Even though it is smaller, it has the 97% accruacy of the normal BERT model.
How to do the distillation in Information Retrieval?
First, we need to train the Teacher normally, using triplets (q, p+ and p-).
Then, the teacher scored are calculated for all passages and all queries (do that once and store it somewhere)
In the end, we train the Student model by using Teacher’s stored inference scores. The loss of the student is a difference between student’s output and teacher’s score.
What are some of the loss-es in the knowledge distillation?
Margin-MSE Loss:
We don’t care about the exact result, we don’t want the student to retrieve the same as teacher, but the margin between relevant and non-relevant documents should be similar.
L(Q, P+, P-) = MSE(Ms(Q,P+) - Ms(Q, P-,), Mt(Q,P+) - Mt(Q, P-,))
This loss is model-agnostic: model architecture doesn’t matter=teacher and student models can be very different, we can precompute the teacher scores once
KL-divergance (Kullback-Leiber): does not compare the results, but it compares the distributions. At the end, we can use softmax to get the probability distribution for all documents (given a query) and we want student distribution to be as close as possible to the teacher distribution.
Why dense retrieval models struggle on zero-shot?

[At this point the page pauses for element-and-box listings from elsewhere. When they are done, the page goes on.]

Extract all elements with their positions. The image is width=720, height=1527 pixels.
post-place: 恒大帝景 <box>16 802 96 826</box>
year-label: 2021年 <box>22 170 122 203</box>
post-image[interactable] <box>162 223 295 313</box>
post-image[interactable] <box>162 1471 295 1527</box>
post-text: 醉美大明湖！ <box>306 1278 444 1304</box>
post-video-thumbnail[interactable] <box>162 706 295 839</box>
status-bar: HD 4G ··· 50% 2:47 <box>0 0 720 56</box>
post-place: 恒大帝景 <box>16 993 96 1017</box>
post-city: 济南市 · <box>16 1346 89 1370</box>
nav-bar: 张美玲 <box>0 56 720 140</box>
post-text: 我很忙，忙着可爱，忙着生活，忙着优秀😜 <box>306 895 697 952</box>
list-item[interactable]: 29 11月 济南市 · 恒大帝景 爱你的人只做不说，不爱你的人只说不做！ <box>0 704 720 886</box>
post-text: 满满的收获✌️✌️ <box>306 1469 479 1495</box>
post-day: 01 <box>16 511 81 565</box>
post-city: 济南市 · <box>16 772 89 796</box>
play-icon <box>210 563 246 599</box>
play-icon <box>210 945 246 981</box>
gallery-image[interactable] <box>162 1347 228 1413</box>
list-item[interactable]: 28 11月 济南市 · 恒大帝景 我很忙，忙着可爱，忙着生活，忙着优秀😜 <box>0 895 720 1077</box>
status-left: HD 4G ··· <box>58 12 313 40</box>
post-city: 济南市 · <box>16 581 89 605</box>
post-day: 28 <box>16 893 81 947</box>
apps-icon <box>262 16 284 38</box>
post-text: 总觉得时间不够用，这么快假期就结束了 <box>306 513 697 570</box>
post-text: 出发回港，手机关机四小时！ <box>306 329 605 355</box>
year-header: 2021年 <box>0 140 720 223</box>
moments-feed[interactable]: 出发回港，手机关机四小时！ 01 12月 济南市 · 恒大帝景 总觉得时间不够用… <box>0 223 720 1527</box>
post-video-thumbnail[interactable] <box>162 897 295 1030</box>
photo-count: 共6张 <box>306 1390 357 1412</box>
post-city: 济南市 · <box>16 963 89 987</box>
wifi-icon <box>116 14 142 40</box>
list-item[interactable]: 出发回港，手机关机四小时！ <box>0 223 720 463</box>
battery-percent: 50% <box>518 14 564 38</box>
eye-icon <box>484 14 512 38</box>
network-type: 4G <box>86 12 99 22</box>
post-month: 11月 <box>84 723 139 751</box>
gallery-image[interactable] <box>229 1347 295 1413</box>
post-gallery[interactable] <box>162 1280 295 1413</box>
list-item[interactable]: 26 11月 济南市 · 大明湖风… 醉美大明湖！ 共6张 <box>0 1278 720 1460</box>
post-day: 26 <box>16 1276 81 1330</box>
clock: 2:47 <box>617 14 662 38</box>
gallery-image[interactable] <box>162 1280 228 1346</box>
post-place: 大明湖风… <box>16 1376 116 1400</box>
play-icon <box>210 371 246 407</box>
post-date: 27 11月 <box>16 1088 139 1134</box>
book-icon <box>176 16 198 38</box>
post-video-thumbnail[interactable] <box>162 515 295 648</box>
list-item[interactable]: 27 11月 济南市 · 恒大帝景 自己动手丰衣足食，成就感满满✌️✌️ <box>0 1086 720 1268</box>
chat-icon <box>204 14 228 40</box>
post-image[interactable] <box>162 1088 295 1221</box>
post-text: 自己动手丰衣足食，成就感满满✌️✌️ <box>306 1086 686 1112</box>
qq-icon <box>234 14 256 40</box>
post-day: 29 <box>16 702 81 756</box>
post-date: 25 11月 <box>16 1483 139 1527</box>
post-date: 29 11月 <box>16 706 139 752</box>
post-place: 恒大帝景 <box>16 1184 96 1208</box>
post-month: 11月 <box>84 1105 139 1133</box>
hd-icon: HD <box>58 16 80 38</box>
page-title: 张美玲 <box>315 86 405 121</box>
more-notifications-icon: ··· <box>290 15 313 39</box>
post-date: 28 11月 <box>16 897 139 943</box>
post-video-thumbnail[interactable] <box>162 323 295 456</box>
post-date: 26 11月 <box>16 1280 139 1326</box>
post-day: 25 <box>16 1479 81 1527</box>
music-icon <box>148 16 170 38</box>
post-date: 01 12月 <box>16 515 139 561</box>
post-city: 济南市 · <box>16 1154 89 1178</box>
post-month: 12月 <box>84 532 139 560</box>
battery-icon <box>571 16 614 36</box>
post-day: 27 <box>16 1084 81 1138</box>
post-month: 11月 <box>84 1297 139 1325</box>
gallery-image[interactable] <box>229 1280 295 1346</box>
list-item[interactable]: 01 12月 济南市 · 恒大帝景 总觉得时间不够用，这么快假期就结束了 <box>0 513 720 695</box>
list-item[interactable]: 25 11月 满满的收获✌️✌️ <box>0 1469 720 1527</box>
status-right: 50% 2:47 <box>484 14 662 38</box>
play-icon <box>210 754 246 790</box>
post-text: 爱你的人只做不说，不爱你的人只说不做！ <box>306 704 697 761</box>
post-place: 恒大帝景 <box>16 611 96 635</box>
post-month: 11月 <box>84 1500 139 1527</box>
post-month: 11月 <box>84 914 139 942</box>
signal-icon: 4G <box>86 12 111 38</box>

We want good zero-shot performance for these models, so people can just plug them in and they work. This doesn’t sually work because:
- Quirks: training data might be very specific, or some attributes specific to this dataset
- Pool bias: Many collections are biased towards BM25 metric. When giving annotators the documents, you usually filter using BM25 to get top 1000 documents first. This introduces bias
- Generalization: models don’t generalize to to different queries, other than the ones from the training (overfitting)